I was very surprised to find out but some organizations and volunteers put lots of efforts to have such places. I have 2 close by: both with nice cross-country course and big rings (and of course lots of trailer parking, water, seats, etc.). You have to be member of county to use one ($15/year) and 2nd one is free. I also have to say that volunteers from different groups maintain horse-riding trails.


----------



## kickshaw (May 7, 2008)

that's awesome! I want!


----------



## Pinto Pony (Jul 28, 2008)

So jealous! We don't have places like that here to use for a price like that!

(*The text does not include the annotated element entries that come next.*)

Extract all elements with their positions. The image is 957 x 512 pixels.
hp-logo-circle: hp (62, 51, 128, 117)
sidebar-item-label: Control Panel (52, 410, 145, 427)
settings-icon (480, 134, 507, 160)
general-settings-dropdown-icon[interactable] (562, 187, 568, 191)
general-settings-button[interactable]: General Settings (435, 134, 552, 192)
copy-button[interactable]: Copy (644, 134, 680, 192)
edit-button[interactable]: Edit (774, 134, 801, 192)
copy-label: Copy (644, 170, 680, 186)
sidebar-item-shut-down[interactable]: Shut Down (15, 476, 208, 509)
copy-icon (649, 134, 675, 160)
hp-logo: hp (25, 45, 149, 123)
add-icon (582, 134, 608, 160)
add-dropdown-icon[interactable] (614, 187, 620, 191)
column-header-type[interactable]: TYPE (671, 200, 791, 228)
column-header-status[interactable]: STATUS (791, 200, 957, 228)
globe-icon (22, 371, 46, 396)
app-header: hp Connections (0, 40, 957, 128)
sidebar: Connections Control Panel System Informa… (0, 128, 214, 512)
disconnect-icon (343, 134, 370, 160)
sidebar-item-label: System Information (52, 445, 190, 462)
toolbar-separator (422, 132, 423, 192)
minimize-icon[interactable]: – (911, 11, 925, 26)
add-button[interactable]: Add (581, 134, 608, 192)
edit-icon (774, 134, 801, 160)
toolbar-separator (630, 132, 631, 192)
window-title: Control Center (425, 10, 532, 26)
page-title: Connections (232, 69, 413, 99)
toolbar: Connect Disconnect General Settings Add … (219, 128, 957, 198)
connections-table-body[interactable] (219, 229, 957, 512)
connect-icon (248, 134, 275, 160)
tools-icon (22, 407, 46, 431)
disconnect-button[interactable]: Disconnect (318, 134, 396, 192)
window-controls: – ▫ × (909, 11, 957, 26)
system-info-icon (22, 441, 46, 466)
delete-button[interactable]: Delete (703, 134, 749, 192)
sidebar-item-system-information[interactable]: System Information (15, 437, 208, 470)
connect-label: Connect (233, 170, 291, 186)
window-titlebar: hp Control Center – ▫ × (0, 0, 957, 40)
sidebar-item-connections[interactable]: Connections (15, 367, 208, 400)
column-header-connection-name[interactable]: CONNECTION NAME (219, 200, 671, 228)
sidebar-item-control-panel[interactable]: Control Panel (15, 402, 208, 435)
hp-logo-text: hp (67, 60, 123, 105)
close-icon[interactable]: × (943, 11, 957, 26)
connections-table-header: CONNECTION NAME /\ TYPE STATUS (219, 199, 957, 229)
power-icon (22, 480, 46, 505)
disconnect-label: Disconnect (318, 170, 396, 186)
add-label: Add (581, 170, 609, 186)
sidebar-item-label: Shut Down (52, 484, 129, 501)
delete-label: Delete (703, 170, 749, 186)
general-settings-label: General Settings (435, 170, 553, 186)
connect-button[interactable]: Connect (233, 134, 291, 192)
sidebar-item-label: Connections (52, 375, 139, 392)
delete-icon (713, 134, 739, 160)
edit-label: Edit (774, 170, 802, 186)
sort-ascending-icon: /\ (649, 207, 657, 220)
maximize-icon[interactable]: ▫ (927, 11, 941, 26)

Everywhere is privately owned and super expensive or the general public can't use them! Looks like fun and so well maintained, lovely grass!


----------



## 4EverPainted (Jul 18, 2008)

Ive told you before but i will say it again. I love that paint!


----------



## appylover31803 (Sep 18, 2007)

That's so cool Kitten!!

I want to find out if there's anything like that around me...


----------



## kitten_Val (Apr 25, 2007)

Thanks, folks! 

Appy, do you have local horse forums? We have at least 2 in MD/VA area and people are very nice sharing information and experience about places to ride. For example, SHADOWSRIDER page by Susan gives the list and overview of all parks in area. Extremely helpful! Most places I tried I found from there.


----------



## appylover31803 (Sep 18, 2007)

There is a forum for NJ people.. I'll have to ask them


----------



## slightly crazy (Aug 20, 2008)

sounds like fun. I wish we had somewhere like that around here


----------